Antonin Cohen, founder and CEO of Harmony and former co-director of Kanavape, comments “This verdict is an important step in ensuring the safety of consumers of CBD products. In 2014, I created the first CBD vaporiser. Since then, demand has grown strongly and hundreds of companies have launched their products. The lack of clear regulations prevents the market from developing in a safe way. It is essential to develop strict quality standards in the interest of consumers to avoid the circulation of adulterated products. My objective is to improve access to the benefits of these plants, within a legal and secure framework. It is not right to limit research and prevent legal access to certain natural molecules that do not present risks, and to plants that have been used for thousands of years by mankind. According to the WHO, the CBD does not seem to present any potential for abuse, nor to be harmful to health. There is an urgent need to harmonise European regulations to guarantee the safety of European consumers.”

The Court decision and press release are available in English (here and here) and in French (here and here).

Xavier Pizarro represented Sébastien Béguerie, former co-director of Kanavape, in the proceedings before the CJEU.
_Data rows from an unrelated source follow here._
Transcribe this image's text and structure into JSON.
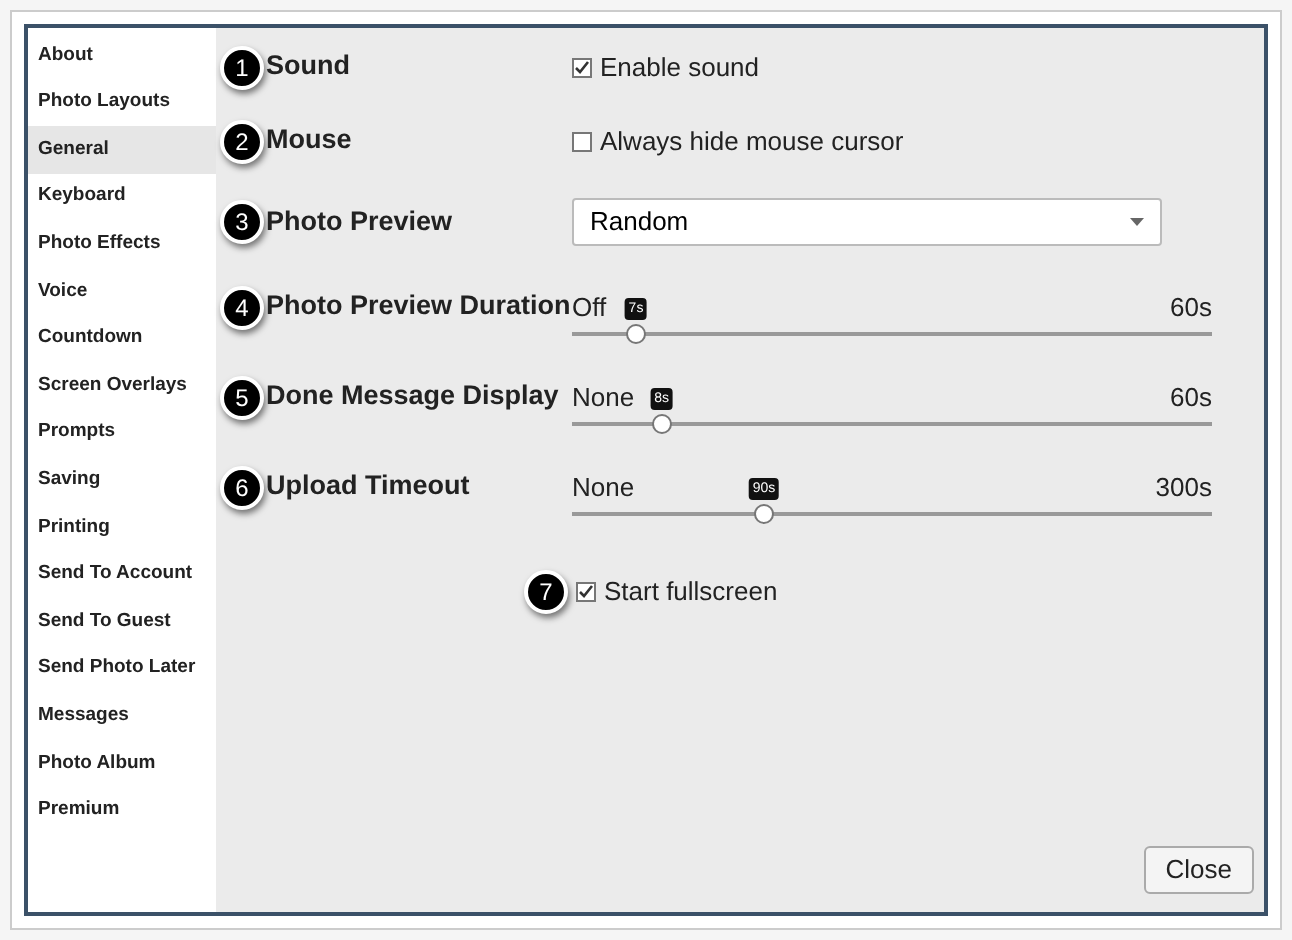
{
  "sidebar": {
    "items": [
      {
        "label": "About",
        "selected": false
      },
      {
        "label": "Photo Layouts",
        "selected": false
      },
      {
        "label": "General",
        "selected": true
      },
      {
        "label": "Keyboard",
        "selected": false
      },
      {
        "label": "Photo Effects",
        "selected": false
      },
      {
        "label": "Voice",
        "selected": false
      },
      {
        "label": "Countdown",
        "selected": false
      },
      {
        "label": "Screen Overlays",
        "selected": false
      },
      {
        "label": "Prompts",
        "selected": false
      },
      {
        "label": "Saving",
        "selected": false
      },
      {
        "label": "Printing",
        "selected": false
      },
      {
        "label": "Send To Account",
        "selected": false
      },
      {
        "label": "Send To Guest",
        "selected": false
      },
      {
        "label": "Send Photo Later",
        "selected": false
      },
      {
        "label": "Messages",
        "selected": false
      },
      {
        "label": "Photo Album",
        "selected": false
      },
      {
        "label": "Premium",
        "selected": false
      }
    ]
  },
  "settings": [
    {
      "kind": "checkbox",
      "number": "1",
      "label": "Sound",
      "option": "Enable sound",
      "checked": true
    },
    {
      "kind": "checkbox",
      "number": "2",
      "label": "Mouse",
      "option": "Always hide mouse cursor",
      "checked": false
    },
    {
      "kind": "select",
      "number": "3",
      "label": "Photo Preview",
      "value": "Random"
    },
    {
      "kind": "slider",
      "number": "4",
      "label": "Photo Preview Duration",
      "min": "Off",
      "max": "60s",
      "bubble": "7s",
      "level": 0.1
    },
    {
      "kind": "slider",
      "number": "5",
      "label": "Done Message Display",
      "min": "None",
      "max": "60s",
      "bubble": "8s",
      "level": 0.14
    },
    {
      "kind": "slider",
      "number": "6",
      "label": "Upload Timeout",
      "min": "None",
      "max": "300s",
      "bubble": "90s",
      "level": 0.3
    },
    {
      "kind": "standalone",
      "number": "7",
      "option": "Start fullscreen",
      "checked": true
    }
  ],
  "close_button": "Close"
}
Allen & Overy is one of the first major law firms to have built a multidisciplinary and international team dedicated to cannabis market. This cross-disciplinary group, composed of some twenty lawyers from various Allen & Overy offices across the world, actively monitors regulatory developments relating to cannabinoid-based products, and studies both their impact on market developments, and the investment opportunities they create. The Allen & Overy team dedicated to the cannabinoid market assists key players in the cannabis industry by providing strategic and practical legal advice on regulatory and compliance matters, investments, M&A and strategic alliances, intellectual property, distribution, licensing, marketing and advertising, employment and criminal law.